The United States now bans payment for blood donation, and the World Health Organization’s guidelines call for voluntary blood donation.

But some new research questions the conclusions of Titmuss’ and others’ research showing you get more and better blood from volunteers. The studies were authored by Nicola Lacetera at the Univerity of Toronto, Mario Macis at Johns Hopkins, and Robert Slonim at the University of Sydney. They show that offering incentives such as T-shirts and gift cards leads more people to donate blood.

In a 2013 paper in Science, the authors argue that previous research relied on surveys, and people may have told researchers that they were more generous than they really are. A forthcoming paper in Management Science details results of a study in which some people were offered gift cards worth $5, $10, or $15. The higher the amount, the more likely people were to donate.

Of course, receiving a gift card is not quite the same as receiving cash, but the researchers weren’t able to study cash incentives, since they are illegal. They suggest that, in light of their work, it might be time to revisit that policy.

Donors at the recent drive in Duluth got T-shirts for their efforts, but volunteer Abby Guderian says she didn’t know she was going to get anything when she signed up.

She and a friend board the bus in high spirits.

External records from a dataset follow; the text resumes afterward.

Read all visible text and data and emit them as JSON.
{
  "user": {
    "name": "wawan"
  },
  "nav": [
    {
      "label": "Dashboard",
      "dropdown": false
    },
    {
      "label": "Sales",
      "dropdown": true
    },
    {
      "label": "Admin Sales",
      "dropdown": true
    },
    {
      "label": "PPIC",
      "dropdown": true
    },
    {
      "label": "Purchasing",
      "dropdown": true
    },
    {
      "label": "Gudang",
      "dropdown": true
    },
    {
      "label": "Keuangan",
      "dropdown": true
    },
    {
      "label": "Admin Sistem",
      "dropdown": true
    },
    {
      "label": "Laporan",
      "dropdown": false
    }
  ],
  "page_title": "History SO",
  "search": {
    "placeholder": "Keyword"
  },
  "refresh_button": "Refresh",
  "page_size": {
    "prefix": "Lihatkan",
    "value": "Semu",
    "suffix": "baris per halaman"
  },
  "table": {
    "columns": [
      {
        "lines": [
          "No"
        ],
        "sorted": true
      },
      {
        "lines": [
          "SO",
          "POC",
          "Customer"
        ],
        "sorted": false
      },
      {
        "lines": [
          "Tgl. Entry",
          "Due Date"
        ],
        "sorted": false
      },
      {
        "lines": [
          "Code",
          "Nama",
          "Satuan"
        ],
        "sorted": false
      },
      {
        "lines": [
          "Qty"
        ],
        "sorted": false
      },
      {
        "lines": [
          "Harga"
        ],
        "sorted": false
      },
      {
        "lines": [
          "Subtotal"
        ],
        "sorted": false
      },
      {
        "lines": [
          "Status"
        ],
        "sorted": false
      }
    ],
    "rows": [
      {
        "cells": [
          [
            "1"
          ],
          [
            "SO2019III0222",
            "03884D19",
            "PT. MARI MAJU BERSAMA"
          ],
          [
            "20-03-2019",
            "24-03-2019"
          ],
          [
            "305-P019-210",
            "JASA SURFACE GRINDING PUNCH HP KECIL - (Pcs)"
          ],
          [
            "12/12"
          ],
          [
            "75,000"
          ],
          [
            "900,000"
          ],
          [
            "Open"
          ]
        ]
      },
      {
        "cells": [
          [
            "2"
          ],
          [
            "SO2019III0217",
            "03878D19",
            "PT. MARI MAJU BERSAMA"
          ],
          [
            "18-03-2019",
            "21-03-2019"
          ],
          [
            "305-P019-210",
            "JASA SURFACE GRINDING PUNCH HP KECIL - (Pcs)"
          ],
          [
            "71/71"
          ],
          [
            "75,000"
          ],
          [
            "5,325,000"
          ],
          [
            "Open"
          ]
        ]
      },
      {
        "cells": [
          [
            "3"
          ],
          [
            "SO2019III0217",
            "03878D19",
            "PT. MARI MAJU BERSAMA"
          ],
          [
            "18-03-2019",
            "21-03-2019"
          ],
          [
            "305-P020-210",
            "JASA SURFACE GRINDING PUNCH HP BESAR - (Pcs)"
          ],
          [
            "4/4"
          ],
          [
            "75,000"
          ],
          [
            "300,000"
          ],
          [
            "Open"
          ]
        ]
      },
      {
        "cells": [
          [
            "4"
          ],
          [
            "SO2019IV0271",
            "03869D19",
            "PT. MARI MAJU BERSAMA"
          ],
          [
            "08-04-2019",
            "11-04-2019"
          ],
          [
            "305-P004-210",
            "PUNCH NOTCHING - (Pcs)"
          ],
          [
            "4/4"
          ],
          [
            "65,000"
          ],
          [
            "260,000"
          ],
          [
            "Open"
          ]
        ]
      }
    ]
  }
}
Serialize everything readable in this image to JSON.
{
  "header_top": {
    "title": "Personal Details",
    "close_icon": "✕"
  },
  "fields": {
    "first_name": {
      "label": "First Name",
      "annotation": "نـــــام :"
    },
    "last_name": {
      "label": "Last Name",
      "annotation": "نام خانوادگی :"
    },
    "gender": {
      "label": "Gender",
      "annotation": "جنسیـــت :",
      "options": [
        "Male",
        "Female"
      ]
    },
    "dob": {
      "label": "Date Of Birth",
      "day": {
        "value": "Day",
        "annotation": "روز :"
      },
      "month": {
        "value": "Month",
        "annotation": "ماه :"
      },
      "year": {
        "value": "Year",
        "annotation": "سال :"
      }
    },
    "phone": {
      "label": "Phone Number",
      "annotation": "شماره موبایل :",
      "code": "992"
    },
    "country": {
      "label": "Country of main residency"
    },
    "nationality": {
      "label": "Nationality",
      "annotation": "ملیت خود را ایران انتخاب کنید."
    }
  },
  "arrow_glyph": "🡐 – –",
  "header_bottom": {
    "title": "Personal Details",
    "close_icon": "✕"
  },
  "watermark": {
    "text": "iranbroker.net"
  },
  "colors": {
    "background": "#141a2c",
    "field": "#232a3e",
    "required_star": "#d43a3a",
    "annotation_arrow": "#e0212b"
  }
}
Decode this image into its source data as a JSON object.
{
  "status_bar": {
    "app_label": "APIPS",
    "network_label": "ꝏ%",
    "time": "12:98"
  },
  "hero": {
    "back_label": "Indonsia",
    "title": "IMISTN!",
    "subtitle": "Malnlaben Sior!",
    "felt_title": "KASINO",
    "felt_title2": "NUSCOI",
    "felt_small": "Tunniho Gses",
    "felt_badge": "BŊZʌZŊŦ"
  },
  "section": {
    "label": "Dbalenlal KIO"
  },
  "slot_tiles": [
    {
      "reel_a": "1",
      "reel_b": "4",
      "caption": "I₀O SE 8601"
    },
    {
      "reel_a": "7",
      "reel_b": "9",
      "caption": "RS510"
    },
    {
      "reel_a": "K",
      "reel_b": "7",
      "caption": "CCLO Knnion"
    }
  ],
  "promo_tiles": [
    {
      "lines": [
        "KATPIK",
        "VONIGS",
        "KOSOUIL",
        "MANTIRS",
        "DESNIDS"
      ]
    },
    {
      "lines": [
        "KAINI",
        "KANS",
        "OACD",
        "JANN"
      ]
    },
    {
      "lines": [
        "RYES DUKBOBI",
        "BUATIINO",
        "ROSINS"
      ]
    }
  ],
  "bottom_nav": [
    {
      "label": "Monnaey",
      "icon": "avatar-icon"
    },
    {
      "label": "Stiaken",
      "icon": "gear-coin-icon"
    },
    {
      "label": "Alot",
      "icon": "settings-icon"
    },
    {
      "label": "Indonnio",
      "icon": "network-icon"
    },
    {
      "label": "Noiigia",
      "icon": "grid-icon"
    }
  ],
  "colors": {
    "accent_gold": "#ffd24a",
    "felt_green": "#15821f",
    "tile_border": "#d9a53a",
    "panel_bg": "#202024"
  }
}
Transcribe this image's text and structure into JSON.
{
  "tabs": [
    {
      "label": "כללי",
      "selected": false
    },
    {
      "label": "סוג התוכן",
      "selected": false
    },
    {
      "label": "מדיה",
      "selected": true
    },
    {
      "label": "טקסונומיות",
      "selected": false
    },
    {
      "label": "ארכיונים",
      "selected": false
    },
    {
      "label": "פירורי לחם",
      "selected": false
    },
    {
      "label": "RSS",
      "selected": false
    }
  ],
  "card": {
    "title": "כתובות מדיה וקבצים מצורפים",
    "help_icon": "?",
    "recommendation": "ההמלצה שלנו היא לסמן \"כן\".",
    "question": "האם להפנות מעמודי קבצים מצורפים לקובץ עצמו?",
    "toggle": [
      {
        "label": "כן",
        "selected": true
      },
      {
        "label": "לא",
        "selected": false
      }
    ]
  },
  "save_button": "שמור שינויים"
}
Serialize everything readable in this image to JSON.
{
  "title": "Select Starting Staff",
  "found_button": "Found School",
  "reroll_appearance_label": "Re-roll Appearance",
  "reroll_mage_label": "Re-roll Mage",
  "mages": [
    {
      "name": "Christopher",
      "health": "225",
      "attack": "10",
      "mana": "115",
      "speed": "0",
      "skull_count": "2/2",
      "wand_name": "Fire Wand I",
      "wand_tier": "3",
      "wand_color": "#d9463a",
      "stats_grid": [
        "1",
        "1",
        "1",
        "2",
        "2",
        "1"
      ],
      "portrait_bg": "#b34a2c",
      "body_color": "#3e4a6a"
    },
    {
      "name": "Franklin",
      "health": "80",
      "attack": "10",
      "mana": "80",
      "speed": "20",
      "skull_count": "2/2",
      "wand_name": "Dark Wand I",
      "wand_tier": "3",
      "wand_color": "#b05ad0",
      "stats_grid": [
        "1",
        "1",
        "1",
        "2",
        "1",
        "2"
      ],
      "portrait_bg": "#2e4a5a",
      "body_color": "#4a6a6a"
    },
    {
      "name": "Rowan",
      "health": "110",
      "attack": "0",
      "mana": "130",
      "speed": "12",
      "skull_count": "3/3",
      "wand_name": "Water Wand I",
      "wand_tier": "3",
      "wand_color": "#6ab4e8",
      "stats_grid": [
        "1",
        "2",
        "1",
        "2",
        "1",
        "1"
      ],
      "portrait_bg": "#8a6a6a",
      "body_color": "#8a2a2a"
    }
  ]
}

They are here to get stuck in the arm with a needle, voluntarily.

They plan to wear their T-shirts tomorrow, to a class where they sit together.

Is that why they’re giving blood? So that tomorrow, they can send a clean signal that they were good people yesterday?

“We joke about that and I think there might be a little bit to it,” says Guderian. “For me, it’s more just something I wanted to do.”